The departure of Messi "has been painful for all the fans, for everything Leo has done for this club, for the type of player he is," Koeman told a press conference.
"We will miss him a lot because he was a very important player in the history of Barca. But you can't live in the past. Things change and I'm very excited about the team we have this year," Koeman said.
"When we get the injured players back, we will have a very strong team to achieve great things. The team is ready, we have a lot of experience and we are ready to play. The team is ready to go, we've had five weeks of preparation when Leo wasn't even present," said Koeman who is entering his second season on the Barcelona bench.
Barcelona said they had no choice but to offload Messi as they battle to slash a 1.2 billion-euro ($1.4 billion) debt mountain. They also said their wage bill with Messi would have amounted to 110 percent of income, way over La Liga's Financial Fair Play limit.
Even without him, club president Joan Laporta says that figure only comes down to a still unsustainable 95 percent.
Barca said on Saturday that four of the club's key players -- Jordi Alba, Sergi Roberto, Gerard Pique and Sergio Busquets -- had agreed to a salary cut.
"We know perfectly well the economic situation of the club. It needs help, in every sense. So their gesture is to be commended," Koeman said.
He added that he still hoped to sign players.
"We are a bit short on strikers, so we have talked about the possibility of recruiting a striker of a different profile," said Koeman.
"But it will depend on whether we can sign anyone. It all depends on Financial Fair Play. If it's possible, it's likely we'll add someone up front."

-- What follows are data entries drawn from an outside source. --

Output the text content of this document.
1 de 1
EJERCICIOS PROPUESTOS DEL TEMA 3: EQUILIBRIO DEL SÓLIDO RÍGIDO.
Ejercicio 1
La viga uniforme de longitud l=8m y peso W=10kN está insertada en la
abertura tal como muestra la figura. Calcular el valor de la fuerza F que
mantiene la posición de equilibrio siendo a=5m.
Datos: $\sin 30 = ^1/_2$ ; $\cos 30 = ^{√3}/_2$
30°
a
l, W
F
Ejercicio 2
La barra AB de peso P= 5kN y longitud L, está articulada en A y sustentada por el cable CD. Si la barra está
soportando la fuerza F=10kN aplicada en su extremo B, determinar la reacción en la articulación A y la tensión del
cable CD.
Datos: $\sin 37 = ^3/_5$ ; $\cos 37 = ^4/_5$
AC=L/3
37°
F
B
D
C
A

Former Barca president Josep Maria Bartomeu, whose tenure Laporta slammed last week in revealing the club could not afford to push through a deal to keep Messi, hit back Friday insisting it was the current administration which was to blame for the club's growing financial woes.
For Laporta he assumed a "disastrous" financial inheritance at the start of his second tenure last March but Bartomeu said the seeds were sown beforehand -- Laporta's first tenure covered 2003-2010 -- as salaries mushroomed and pushed debt into the stratosphere.
In an open letter to the club, Bartomeu said that he would have backed a controversial deal to sell 10 percent of the Spanish game's rights to private equity firm CVC Capital Partners as a means of making the retention of Messi possible.
The deal received the green light this week from all but four of Spain's 42 clubs in the top two divisions -- Real Madrid, Barcelona, Athletic Bilbao and one club which preferred not to be named.
It needed two-thirds support among the 42 clubs, hence passed.
Laporta was opposed, insisting it would "mortgage" the future of Barcelona for 50 years.